Abril ganha um tom especial com a campanha Abril Azul, um movimento global voltado à conscientização sobre o Transtorno do Espectro Autista. A iniciativa foi estabelecida pela Organização das Nações Unidas com o objetivo de ampliar o conhecimento da população, dar visibilidade ao autismo e promover uma sociedade mais inclusiva e menos preconceituosa. De acordo com a Organização Mundial da Saúde, cerca de 70 milhões de pessoas são autistas em todo o mundo.
Diante desse panorama, a trajetória da médica sergipana Karen Albuquerque se destaca por unir ciência, experiência pessoal e acolhimento a famílias de crianças neurodivergentes. Autora do best-seller Neurodivergentes: o potencial além do diagnóstico, ela é especialista em Medicina de Família e Comunidade, com pós-graduação em Pediatria, UTI Pediátrica e Neonatal, Psiquiatria e Psiquiatria da Infância e Adolescência, e se tornou referência nacional no atendimento de crianças com transtornos do neurodesenvolvimento, como autismo, TDAH e TARE (Transtorno Alimentar Restritivo Evitativo).

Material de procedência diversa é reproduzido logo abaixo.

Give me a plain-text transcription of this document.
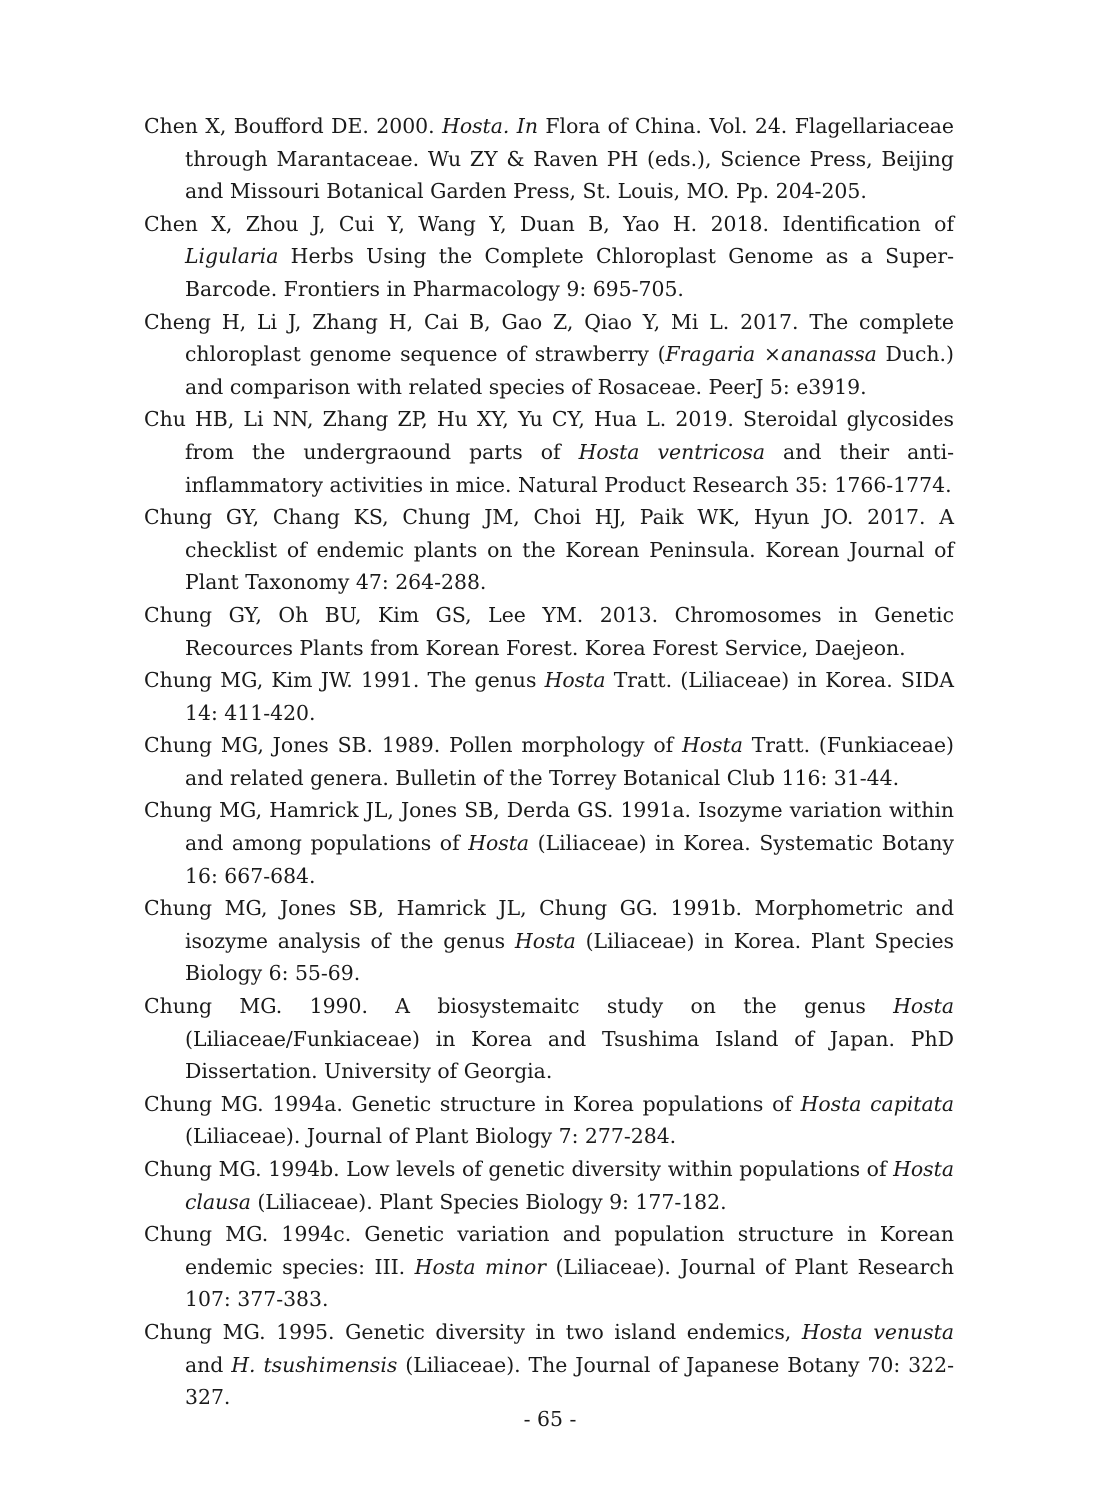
Chen X, Boufford DE. 2000. Hosta. In Flora of China. Vol. 24. Flagellariaceae through Marantaceae. Wu ZY & Raven PH (eds.), Science Press, Beijing and Missouri Botanical Garden Press, St. Louis, MO. Pp. 204-205.

Chen X, Zhou J, Cui Y, Wang Y, Duan B, Yao H. 2018. Identification of Ligularia Herbs Using the Complete Chloroplast Genome as a Super-Barcode. Frontiers in Pharmacology 9: 695-705.

Cheng H, Li J, Zhang H, Cai B, Gao Z, Qiao Y, Mi L. 2017. The complete chloroplast genome sequence of strawberry (Fragaria ×ananassa Duch.) and comparison with related species of Rosaceae. PeerJ 5: e3919.

Chu HB, Li NN, Zhang ZP, Hu XY, Yu CY, Hua L. 2019. Steroidal glycosides from the undergraound parts of Hosta ventricosa and their anti-inflammatory activities in mice. Natural Product Research 35: 1766-1774.

Chung GY, Chang KS, Chung JM, Choi HJ, Paik WK, Hyun JO. 2017. A checklist of endemic plants on the Korean Peninsula. Korean Journal of Plant Taxonomy 47: 264-288.

Chung GY, Oh BU, Kim GS, Lee YM. 2013. Chromosomes in Genetic Recources Plants from Korean Forest. Korea Forest Service, Daejeon.

Chung MG, Kim JW. 1991. The genus Hosta Tratt. (Liliaceae) in Korea. SIDA 14: 411-420.

Chung MG, Jones SB. 1989. Pollen morphology of Hosta Tratt. (Funkiaceae) and related genera. Bulletin of the Torrey Botanical Club 116: 31-44.

Chung MG, Hamrick JL, Jones SB, Derda GS. 1991a. Isozyme variation within and among populations of Hosta (Liliaceae) in Korea. Systematic Botany 16: 667-684.

Chung MG, Jones SB, Hamrick JL, Chung GG. 1991b. Morphometric and isozyme analysis of the genus Hosta (Liliaceae) in Korea. Plant Species Biology 6: 55-69.

Chung MG. 1990. A biosystemaitc study on the genus Hosta (Liliaceae/Funkiaceae) in Korea and Tsushima Island of Japan. PhD Dissertation. University of Georgia.

Chung MG. 1994a. Genetic structure in Korea populations of Hosta capitata (Liliaceae). Journal of Plant Biology 7: 277-284.

Chung MG. 1994b. Low levels of genetic diversity within populations of Hosta clausa (Liliaceae). Plant Species Biology 9: 177-182.

Chung MG. 1994c. Genetic variation and population structure in Korean endemic species: III. Hosta minor (Liliaceae). Journal of Plant Research 107: 377-383.

Chung MG. 1995. Genetic diversity in two island endemics, Hosta venusta and H. tsushimensis (Liliaceae). The Journal of Japanese Botany 70: 322-327.

- 65 -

A trajetória profissional da médica está diretamente ligada à própria história de vida. “Minha filha foi meu maior desafio. Mas também foi a minha salvação”, afirma Dra. Karen Albuquerque. Segundo ela, os desafios enfrentados pela filha, desde seletividade alimentar extrema até o diagnóstico de autismo, a motivaram a aprofundar os estudos sobre transtornos do neurodesenvolvimento e a ajudar outras famílias que enfrentam a mesma realidade.
Diagnóstico que cura feridas
A médica também recebeu posteriormente o diagnóstico de autismo, o que representou uma virada de chave em sua vida. “Foi como encontrar respostas para dores da infância: a dificuldade em interagir, a aversão a certos alimentos, o conforto em bater a cabeça na parede. Tudo passou a fazer sentido”, relata. Para ela, o diagnóstico foi libertador e fortaleceu ainda mais sua missão de acolher famílias e orientar profissionais sobre o autismo e outros transtornos do neurodesenvolvimento.
Além da atuação clínica, Dra. Karen é escritora e coautora do livro Simplificando o Autismo 2.0, além de autora e coordenadora da obra Neurodivergentes – O potencial além do diagnóstico e do Manual do TDAH. Nas publicações, ela une conhecimento científico e vivência pessoal, criando uma conexão com famílias, pacientes e profissionais de saúde.
Entre a ciência e o afeto: uma medicina com propósito
Atendendo presencialmente em Aracaju e por telemedicina para todo o Brasil, a médica se destaca pela abordagem humanizada e pelos planejamentos terapêuticos individualizados. “Não basta fazer uma avaliação e entregar um relatório. É preciso acompanhar, revisar, trabalhar em conjunto com equipe multidisciplinar e escola. É isso que promove avanços reais”, explica.
O Abril Azul, além de informar, reforça a importância do diagnóstico precoce, do tratamento adequado, da inclusão e, principalmente, do respeito às diferenças, lembrando que cada pessoa autista possui habilidades, desafios e potencialidades únicas.